É falso que 'sicário' de Daniel Vorcaro esteja vivo; morte foi confirmada por múltiplas fontes
LUIZ PHILLIPI MACHADO DE MORAES MOURÃO FOI VELADO E ENTERRADO EM BELO HORIZONTE NO DIA 8 DE MARÇO
O que estão compartilhando: que Luiz Phillipi Machado de Moraes Mourão, conhecido como o "sicário" do banqueiro Daniel Vorcaro, não teria morrido. Na verdade, ele estaria escondido. Prova disso seria que não houve velório.
O Estadão Verifica investigou e concluiu que: é falso. Múltiplas fontes confirmam a morte do "sicário". Mourão tentou suicídio no dia 4 de março, enquanto estava sob custódia da Polícia Federal (PF) em Minas Gerais. O ato foi registrado por câmeras de segurança "sem pontos cegos", segundo a PF. A morte foi confirmada oficialmente no dia 6 e está registrada em cartório. O velório ocorreu no dia 8; o Verifica falou com um dos convidados da cerimônia. O corpo de Mourão foi sepultado no cemitério do Bonfim, em Belo Horizonte.
Saiba mais: Um vídeo que foi assistido mais de 230 mil vezes em 24 horas no Facebook diz que, ao contrário do que foi amplamente divulgado pela imprensa profissional, Mourão não estaria morto.
O vídeo afirma que ele estaria escondido e que teria passado a viver sob uma outra identidade, sob a condição de que não trouxesse a público informações que poderiam prejudicar pessoas poderosas.

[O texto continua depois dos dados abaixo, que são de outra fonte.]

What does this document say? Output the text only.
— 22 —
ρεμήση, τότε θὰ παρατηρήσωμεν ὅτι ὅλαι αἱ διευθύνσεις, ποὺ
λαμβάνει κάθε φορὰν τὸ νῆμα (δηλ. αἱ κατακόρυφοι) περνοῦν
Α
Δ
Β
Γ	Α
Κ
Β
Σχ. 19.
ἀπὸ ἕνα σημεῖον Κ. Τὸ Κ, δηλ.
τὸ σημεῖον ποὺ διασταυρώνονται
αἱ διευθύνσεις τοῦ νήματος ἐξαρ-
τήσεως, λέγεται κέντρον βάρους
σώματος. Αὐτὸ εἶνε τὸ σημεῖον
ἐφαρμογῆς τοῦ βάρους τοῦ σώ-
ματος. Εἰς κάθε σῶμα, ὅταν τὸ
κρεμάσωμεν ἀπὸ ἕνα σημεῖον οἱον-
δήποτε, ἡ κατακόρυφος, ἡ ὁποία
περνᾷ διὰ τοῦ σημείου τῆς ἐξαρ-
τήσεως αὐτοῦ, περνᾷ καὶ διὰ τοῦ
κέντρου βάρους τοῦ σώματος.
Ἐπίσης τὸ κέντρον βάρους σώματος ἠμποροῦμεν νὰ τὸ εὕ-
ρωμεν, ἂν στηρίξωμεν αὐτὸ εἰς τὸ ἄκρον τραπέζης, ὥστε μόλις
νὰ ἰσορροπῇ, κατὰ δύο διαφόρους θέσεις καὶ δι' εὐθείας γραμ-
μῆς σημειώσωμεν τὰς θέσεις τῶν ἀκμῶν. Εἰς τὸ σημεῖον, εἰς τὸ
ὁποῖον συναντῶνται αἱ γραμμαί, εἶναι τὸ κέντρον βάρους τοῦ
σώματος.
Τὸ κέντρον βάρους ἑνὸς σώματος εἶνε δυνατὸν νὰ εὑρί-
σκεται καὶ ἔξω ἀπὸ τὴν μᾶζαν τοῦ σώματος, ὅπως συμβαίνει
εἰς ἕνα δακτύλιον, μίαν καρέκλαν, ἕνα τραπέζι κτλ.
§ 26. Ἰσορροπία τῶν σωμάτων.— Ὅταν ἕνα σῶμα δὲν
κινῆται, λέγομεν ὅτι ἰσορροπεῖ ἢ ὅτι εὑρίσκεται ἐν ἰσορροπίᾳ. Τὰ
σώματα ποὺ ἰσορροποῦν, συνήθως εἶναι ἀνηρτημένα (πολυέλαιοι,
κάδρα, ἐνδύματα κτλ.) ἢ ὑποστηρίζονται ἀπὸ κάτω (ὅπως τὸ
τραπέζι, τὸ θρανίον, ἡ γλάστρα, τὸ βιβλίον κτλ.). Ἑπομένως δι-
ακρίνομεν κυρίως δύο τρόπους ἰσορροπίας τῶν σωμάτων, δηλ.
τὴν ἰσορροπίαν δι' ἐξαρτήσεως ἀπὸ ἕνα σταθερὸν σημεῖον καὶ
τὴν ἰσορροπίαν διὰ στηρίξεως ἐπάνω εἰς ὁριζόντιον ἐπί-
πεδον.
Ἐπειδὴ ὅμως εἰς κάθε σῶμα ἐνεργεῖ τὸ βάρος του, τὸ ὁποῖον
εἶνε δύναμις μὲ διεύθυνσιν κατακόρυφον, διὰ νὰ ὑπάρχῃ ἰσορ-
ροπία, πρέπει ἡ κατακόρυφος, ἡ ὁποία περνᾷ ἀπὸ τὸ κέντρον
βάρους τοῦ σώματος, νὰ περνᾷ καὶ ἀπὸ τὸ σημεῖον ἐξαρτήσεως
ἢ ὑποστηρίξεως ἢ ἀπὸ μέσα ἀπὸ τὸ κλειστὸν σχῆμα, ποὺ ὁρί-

Uma das "evidências" apresentadas no vídeo seria a falta de um velório para Mourão, mas isso não é verdade.
Sicário foi velado em Belo Horizonte
O velório de Mourão ocorreu no dia 8 de março, conforme informou o jornal Bom Dia MG. A cerimônia foi em unidade do Grupo Zelo, em Belo Horizonte. O sepultamento ocorreu no mesmo dia, no Cemitério do Bonfim, também na capital mineira. A administração do cemitério confirmou a informação ao Verifica.

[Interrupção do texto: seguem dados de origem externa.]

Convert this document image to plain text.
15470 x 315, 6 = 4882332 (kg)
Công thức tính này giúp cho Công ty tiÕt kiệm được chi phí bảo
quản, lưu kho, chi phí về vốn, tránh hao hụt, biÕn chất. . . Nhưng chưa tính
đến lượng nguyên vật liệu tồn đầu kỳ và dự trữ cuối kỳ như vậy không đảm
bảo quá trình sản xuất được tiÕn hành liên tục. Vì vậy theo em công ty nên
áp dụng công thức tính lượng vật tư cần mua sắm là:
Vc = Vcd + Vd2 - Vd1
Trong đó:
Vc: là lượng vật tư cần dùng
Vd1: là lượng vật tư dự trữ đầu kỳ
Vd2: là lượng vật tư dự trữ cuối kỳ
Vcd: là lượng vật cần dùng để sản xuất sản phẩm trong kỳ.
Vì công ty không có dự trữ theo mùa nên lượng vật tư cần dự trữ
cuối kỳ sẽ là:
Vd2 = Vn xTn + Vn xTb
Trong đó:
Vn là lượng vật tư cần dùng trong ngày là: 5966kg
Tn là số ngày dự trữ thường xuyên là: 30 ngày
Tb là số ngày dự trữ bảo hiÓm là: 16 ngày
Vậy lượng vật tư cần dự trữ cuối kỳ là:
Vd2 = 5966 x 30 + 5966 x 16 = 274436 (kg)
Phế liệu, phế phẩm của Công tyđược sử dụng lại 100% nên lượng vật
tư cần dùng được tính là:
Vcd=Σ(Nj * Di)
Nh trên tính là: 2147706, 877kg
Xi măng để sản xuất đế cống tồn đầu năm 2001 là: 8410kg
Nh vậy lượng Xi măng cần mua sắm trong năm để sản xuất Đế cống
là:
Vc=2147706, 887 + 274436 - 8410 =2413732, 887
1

O grupo Zelo tem um serviço online de consulta por jazigos. Uma busca pelo nome de Mourão retornou um resultado, indicando a localização do túmulo dele.
O advogado Rômulo de Carvalho Ferraz, que já representou Mourão em casos no passado, foi convidado para o velório, mas não pôde comparecer. "A cerimônia foi restrita a família e amigos próximos", disse. Ferraz disse ainda que foi procurado pela mãe e pela irmã de Mourão para obterem informações sobre eventuais direitos sucessórios.
PF disse que morte de Mourão foi filmada
Mourão atentou contra a própria vida no dia 4 de março na Superintendência Regional da PF em Minas Gerais. Ele havia sido preso na terceira fase da Operação Compliance Zero, que investiga uma fraude bilionária no Banco Master.
O diretor-geral da Polícia Federal, Andrei Rodrigues, afirmou ao portal G1 que toda a ação de Mourão e o atendimento feito pelos policiais foram filmados sem pontos cegos. Os registros em vídeo que mostram o caso devem ser entregues ao gabinete do ministro André Mendonça, relator do caso Master no Supremo Tribunal Federal (STF).
Mourão passou por procedimentos de reanimação e foi atendido pelo Serviço de Atendimento Móvel de Urgência (Samu), que o levou ao hospital. A morte dele foi confirmada oficialmente na noite de sexta-feira, 6.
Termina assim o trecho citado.